Program B: E0571, `break` with value from a `for` loop. A `for` can end by exhausting its range without ever reaching the `break`, so the loop can't promise a value; only `loop` can. (Rewrite with `let mut`/plain `break`, or a `loop` with its own counter.)
**Question #4**
Chapter 4's falling-ball program ([4.x](@/chapter-4/chapter-4-summary-and-quiz.md), question #3) had a hardcoded flaw: it reported the ball's height at t = 0 through 5 because *we* worked out that a 100-meter drop takes about 5 seconds.
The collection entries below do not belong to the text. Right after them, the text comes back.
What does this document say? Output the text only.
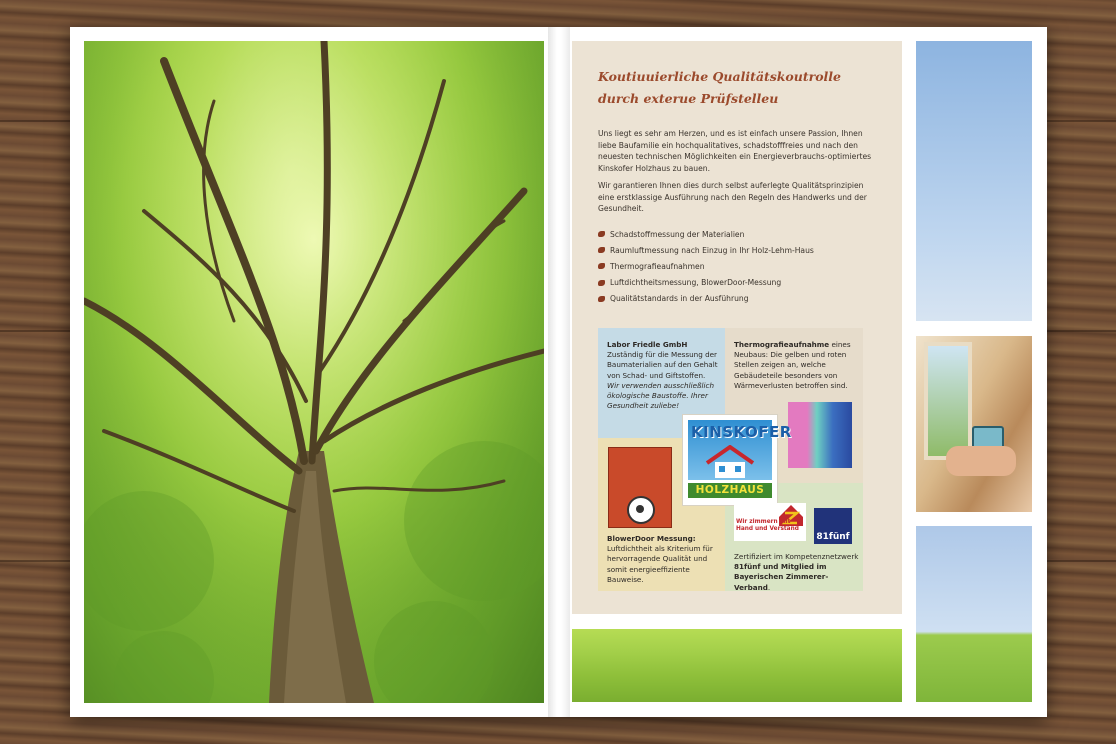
Koutiuuierliche Qualitätskoutrolle
durch exterue Prüfstelleu

Uns liegt es sehr am Herzen, und es ist einfach unsere Passion, Ihnen liebe Baufamilie ein hochqualitatives, schadstofffreies und nach den neuesten technischen Möglichkeiten ein Energieverbrauchs-optimiertes Kinskofer Holzhaus zu bauen.

Wir garantieren Ihnen dies durch selbst auferlegte Qualitätsprinzipien eine erstklassige Ausführung nach den Regeln des Handwerks und der Gesundheit.

Schadstoffmessung der Materialien
Raumluftmessung nach Einzug in Ihr Holz-Lehm-Haus
Thermografieaufnahmen
Luftdichtheitsmessung, BlowerDoor-Messung
Qualitätstandards in der Ausführung
Labor Friedle GmbH
Zuständig für die Messung der Baumaterialien auf den Gehalt von Schad- und Giftstoffen.
Wir verwenden ausschließlich ökologische Baustoffe. Ihrer Gesundheit zuliebe!
Thermografieaufnahme eines Neubaus: Die gelben und roten Stellen zeigen an, welche Gebäudeteile besonders von Wärmeverlusten betroffen sind.
KINSKOFER
HOLZHAUS
BlowerDoor Messung:
Luftdichtheit als Kriterium für hervorragende Qualität und somit energieeffiziente Bauweise.
Wir zimmern mit Hand und Verstand
81fünf
Zertifiziert im Kompetenznetzwerk 81fünf und Mitglied im Bayerischen Zimmerer-Verband.
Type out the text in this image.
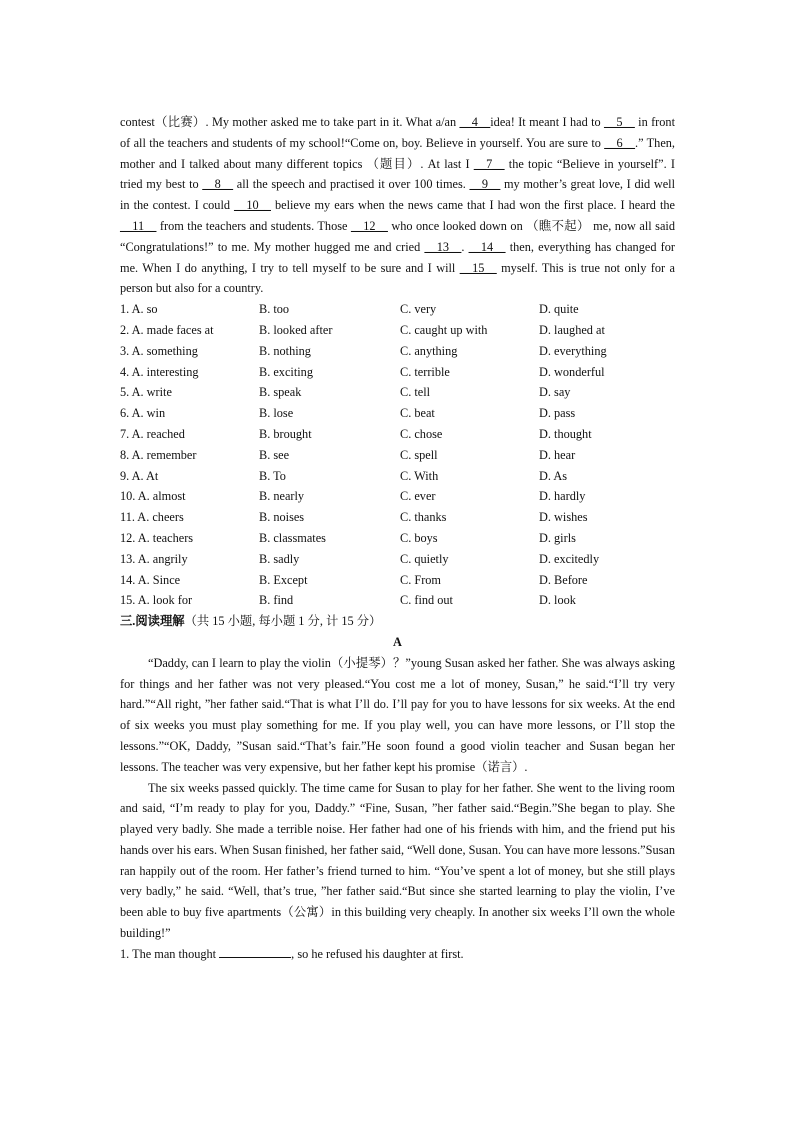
contest（比赛）. My mother asked me to take part in it. What a/an __4__idea! It meant I had to __5__ in front of all the teachers and students of my school!“Come on, boy. Believe in yourself. You are sure to __6__.” Then, mother and I talked about many different topics （题目）. At last I __7__ the topic “Believe in yourself”. I tried my best to __8__ all the speech and practised it over 100 times. __9__ my mother’s great love, I did well in the contest. I could __10__ believe my ears when the news came that I had won the first place. I heard the __11__ from the teachers and students. Those __12__ who once looked down on （瞧不起） me, now all said “Congratulations!” to me. My mother hugged me and cried __13__. __14__ then, everything has changed for me. When I do anything, I try to tell myself to be sure and I will __15__ myself. This is true not only for a person but also for a country.

1. A. so	B. too	C. very	D. quite
2. A. made faces at	B. looked after	C. caught up with	D. laughed at
3. A. something	B. nothing	C. anything	D. everything
4. A. interesting	B. exciting	C. terrible	D. wonderful
5. A. write	B. speak	C. tell	D. say
6. A. win	B. lose	C. beat	D. pass
7. A. reached	B. brought	C. chose	D. thought
8. A. remember	B. see	C. spell	D. hear
9. A. At	B. To	C. With	D. As
10. A. almost	B. nearly	C. ever	D. hardly
11. A. cheers	B. noises	C. thanks	D. wishes
12. A. teachers	B. classmates	C. boys	D. girls
13. A. angrily	B. sadly	C. quietly	D. excitedly
14. A. Since	B. Except	C. From	D. Before
15. A. look for	B. find	C. find out	D. look

三.阅读理解（共 15 小题, 每小题 1 分, 计 15 分）

A

“Daddy, can I learn to play the violin（小提琴）？”young Susan asked her father. She was always asking for things and her father was not very pleased.“You cost me a lot of money, Susan,” he said.“I’ll try very hard.”“All right, ”her father said.“That is what I’ll do. I’ll pay for you to have lessons for six weeks. At the end of six weeks you must play something for me. If you play well, you can have more lessons, or I’ll stop the lessons.”“OK, Daddy, ”Susan said.“That’s fair.”He soon found a good violin teacher and Susan began her lessons. The teacher was very expensive, but her father kept his promise（诺言）.

The six weeks passed quickly. The time came for Susan to play for her father. She went to the living room and said, “I’m ready to play for you, Daddy.” “Fine, Susan, ”her father said.“Begin.”She began to play. She played very badly. She made a terrible noise. Her father had one of his friends with him, and the friend put his hands over his ears. When Susan finished, her father said, “Well done, Susan. You can have more lessons.”Susan ran happily out of the room. Her father’s friend turned to him. “You’ve spent a lot of money, but she still plays very badly,” he said. “Well, that’s true, ”her father said.“But since she started learning to play the violin, I’ve been able to buy five apartments（公寓）in this building very cheaply. In another six weeks I’ll own the whole building!”

1. The man thought	, so he refused his daughter at first.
Replace the six `report` calls with a loop that keeps reporting, one second at a time, until the ball has landed, for any tower height. (Reuse `ball_height`, `report`, and `read_number` from chapter 4 unchanged.)
Show solution
```rust
fn ball_height(start: f64, seconds: f64) -> f64 {
let fallen = 9.8 * seconds * seconds / 2.0;
let height = start - fallen;
if height < 0.0 { 0.0 } else { height }
}
fn report(start: f64, seconds: f64) {
let height = ball_height(start, seconds);
if height > 0.0 {
println!("At {seconds} seconds, the ball is at height: {height} meters");
} else {
println!("At {seconds} seconds, the ball is on the ground.");
}
}
fn read_number() -> f64 {
let mut input = String::new();
std::io::stdin()
.read_line(&mut input)
.expect("failed to read input");
input.trim().parse().expect("that wasn't a number")
}
fn main() {
println!("Enter the height of the tower in meters:");
let start = read_number();
let mut seconds = 0.0;
loop {
report(start, seconds);
if ball_height(start, seconds) <= 0.0 {
break;
}
seconds += 1.0;
}
}
```
```
Enter the height of the tower in meters:
100
At 0 seconds, the ball is at height: 100 meters
At 1 seconds, the ball is at height: 95.1 meters
At 2 seconds, the ball is at height: 80.4 meters
At 3 seconds, the ball is at height: 55.9 meters
At 4 seconds, the ball is at height: 21.599999999999994 meters
At 5 seconds, the ball is on the ground.
```
Same output as chapter 4's version for a 100-meter tower, but try 500, or 2: the program now *notices* the landing instead of being told when it is, which is this chapter's whole thesis in one diff. The loop is a `loop`-with-`break` rather than a `while`, so the landing line itself still prints (check the condition *after* reporting, not before); a `while ball_height(...) > 0.0` would stop one line early. Why not a `for`? Because the number of iterations is exactly what we don't know anymore. (The digit eruption at t = 4 is still chapter 4's rounding error; chapter 5 gave you `{:.1}` if it offends you.)
**Question #5**
Write `is_prime(x: u32) -> bool` (a prime is a number ≥ 2 divisible only by 1 and itself), then use it to print every prime up to 30. Checking divisibility by every number from 2 to x−1 is fine for full credit. Extra credit: it's enough to check odd divisors whose *square* doesn't exceed x (any divisor pair has one member at or below the square root). Use `test * test <= x` so you don't need a square-root function.
Show solution
Full credit:
```rust
fn is_prime(x: u32) -> bool {
if x < 2 {
return false;
}
for divisor in 2..x {
if x % divisor == 0 {
return false;
}
}
true
}
fn main() {
for n in 1..=30 {
if is_prime(n) {
print!("{n} ");
}
}
println!();
}
```
```
2 3 5 7 11 13 17 19 23 29
```
Early-return style at work: each divisor found is an immediate `false`, and surviving the whole loop *is* the proof of primality (note 2 survives trivially: the range `2..2` is empty). Extra credit, same `main`:
```rust
fn is_prime(x: u32) -> bool {
if x < 2 {
return false;
}
if x % 2 == 0 {
return x == 2;
}
let mut test = 3;
while test * test <= x {
if x % test == 0 {
return false;
}
test += 2;
}
true
}
```
Evens are dispatched in one line (only 2 among them is prime), then only odd divisors are tried, and only while `test * test <= x`. For x = 29: tests 3 and 5, done; the naive version tried 27 divisors. The square trick matters more than it looks: for a ten-digit number, it's the difference between ~50,000 checks and ~5,000,000,000. A `while` loop, note, because the stopping condition (`test * test <= x`) isn't a simple range of values.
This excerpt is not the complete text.